Scientists here report on a mechanism that might explain some fraction of the rising levels of chronic inflammation observed in the aging brain - though as in most such research, it is a proximate cause, and it isn't very clear as to how it relates to the known root causes of aging. Whatever that relationship might be, it is clear enough that with advancing age the immune system falls into a state of continual, inappropriate activation and inflammation. This disrupts many important processes in the normal maintenance of tissue function, and particularly so in the brain, where immune cells undertake a greater range of important activities than is the case elsewhere in the body.
The activity of microglial cells plays an important role in brain aging. These cells are part of the brain's immune defense: For example, they detect and digest bacteria, but also eliminate diseased or defective nerve cells. They also use messenger substances to alert other defense cells and thus initiate a concerted campaign to protect the brain: an inflammation. This protective mechanism has undesirable side effects; it can also cause damage to healthy brain tissue. Inflammations are therefore usually strictly controlled.
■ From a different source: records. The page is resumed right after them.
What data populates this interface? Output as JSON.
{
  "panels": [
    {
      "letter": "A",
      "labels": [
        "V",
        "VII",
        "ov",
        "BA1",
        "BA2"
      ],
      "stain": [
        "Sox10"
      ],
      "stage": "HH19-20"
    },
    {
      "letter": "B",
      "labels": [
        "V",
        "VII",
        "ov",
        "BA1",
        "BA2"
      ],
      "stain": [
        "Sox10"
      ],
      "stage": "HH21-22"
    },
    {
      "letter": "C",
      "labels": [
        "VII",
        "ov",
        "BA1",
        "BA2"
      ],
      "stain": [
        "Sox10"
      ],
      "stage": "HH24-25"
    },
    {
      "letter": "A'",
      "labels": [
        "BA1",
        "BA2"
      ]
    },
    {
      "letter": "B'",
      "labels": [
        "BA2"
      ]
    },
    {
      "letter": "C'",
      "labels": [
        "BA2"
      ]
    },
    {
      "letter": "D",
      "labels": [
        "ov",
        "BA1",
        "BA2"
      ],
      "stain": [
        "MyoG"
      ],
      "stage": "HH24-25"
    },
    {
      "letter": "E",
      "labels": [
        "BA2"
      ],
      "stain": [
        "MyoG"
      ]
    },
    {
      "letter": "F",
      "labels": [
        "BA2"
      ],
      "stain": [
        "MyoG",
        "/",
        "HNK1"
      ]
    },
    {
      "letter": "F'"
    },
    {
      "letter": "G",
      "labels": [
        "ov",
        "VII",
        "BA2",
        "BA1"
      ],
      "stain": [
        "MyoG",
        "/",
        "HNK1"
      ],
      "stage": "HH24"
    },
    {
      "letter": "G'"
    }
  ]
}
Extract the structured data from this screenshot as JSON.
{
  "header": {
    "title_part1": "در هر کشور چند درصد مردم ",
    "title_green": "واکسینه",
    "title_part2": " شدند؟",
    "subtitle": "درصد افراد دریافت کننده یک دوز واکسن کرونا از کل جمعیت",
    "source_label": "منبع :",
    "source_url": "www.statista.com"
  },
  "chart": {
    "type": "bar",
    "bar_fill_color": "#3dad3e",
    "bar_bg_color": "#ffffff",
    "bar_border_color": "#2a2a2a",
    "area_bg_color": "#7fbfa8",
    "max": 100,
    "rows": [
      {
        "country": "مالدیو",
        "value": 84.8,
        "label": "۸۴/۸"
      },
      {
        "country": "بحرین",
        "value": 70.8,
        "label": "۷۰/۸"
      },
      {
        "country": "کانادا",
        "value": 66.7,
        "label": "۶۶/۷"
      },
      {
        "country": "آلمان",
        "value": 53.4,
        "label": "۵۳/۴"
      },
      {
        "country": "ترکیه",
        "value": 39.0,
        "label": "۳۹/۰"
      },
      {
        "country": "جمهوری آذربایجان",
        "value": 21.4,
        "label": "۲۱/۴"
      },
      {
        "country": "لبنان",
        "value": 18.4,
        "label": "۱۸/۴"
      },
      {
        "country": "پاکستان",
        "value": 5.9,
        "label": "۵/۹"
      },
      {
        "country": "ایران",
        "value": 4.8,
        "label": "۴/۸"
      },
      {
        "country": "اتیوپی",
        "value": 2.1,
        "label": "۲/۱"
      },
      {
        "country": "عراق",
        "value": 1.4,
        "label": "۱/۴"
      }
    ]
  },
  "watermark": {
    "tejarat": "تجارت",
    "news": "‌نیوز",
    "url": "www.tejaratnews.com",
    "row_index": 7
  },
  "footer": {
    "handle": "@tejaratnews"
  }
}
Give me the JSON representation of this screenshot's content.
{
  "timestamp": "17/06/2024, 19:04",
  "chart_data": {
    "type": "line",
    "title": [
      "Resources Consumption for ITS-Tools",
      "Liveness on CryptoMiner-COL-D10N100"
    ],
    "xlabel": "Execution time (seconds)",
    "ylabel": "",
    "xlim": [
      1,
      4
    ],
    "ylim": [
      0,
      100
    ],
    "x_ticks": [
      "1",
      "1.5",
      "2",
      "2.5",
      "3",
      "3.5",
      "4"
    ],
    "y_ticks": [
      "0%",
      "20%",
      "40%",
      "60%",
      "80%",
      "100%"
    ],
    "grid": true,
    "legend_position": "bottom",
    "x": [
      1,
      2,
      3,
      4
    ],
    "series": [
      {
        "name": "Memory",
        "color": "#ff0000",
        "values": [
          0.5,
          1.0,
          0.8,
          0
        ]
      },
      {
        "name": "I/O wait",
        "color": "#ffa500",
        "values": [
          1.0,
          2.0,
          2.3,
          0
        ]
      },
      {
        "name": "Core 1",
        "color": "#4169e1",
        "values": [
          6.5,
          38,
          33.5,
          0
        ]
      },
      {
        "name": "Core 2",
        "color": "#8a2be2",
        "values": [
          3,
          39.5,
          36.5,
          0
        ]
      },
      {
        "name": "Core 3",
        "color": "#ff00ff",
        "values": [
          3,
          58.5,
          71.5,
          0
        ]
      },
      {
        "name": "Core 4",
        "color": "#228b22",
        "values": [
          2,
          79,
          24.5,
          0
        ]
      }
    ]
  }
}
Endocannabinoids play an important role in this control. These are messenger substances produced by the body that act as a kind of brake signal: They prevent the inflammatory activity of the glial cells. Endocannabinoids develop their effect by binding to special receptors. There are two different types, called CB1 and CB2. However, microglial cells have virtually no CB1 and very low level of CB2 receptors. Researchers have now found that the brake signals do not communicate directly with the glial cells, but via middlemen - a certain group of neurons, because this group has a large number of CB1 receptors.
This is how it might work in mice: As soon as microglial cells detect a bacterial attack or neuronal damage, they switch to inflammation mode. They produce endocannabinoids, which activate the CB1 receptor of the neurons in their vicinity. This way, they inform the nerve cells about their presence and activity. The neurons may then be able to limit the immune response. The scientists were able to show that neurons similarly regulator the other major glial cell type, the astroglial cells. During ageing the production of cannabinoids declines reaching a low level in old individuals. This could lead to a kind of vicious circle. Since the neuronal CB1 receptors are no longer sufficiently activated, the glial cells are almost constantly in inflammatory mode. More regulatory neurons die as a result, so the immune response is less regulated and may become free-running.
It may be possible to break this vicious circle with drugs in the future. Tetrahydrocannabinol (THC) is a powerful CB1 receptor activator, even in low doses. Last year, researchers were able to demonstrate that THC can reverse the aging processes in the brains of mice. This result now suggest that an anti-inflammatory effect of THC may play a role in its positive effect on the ageing brain.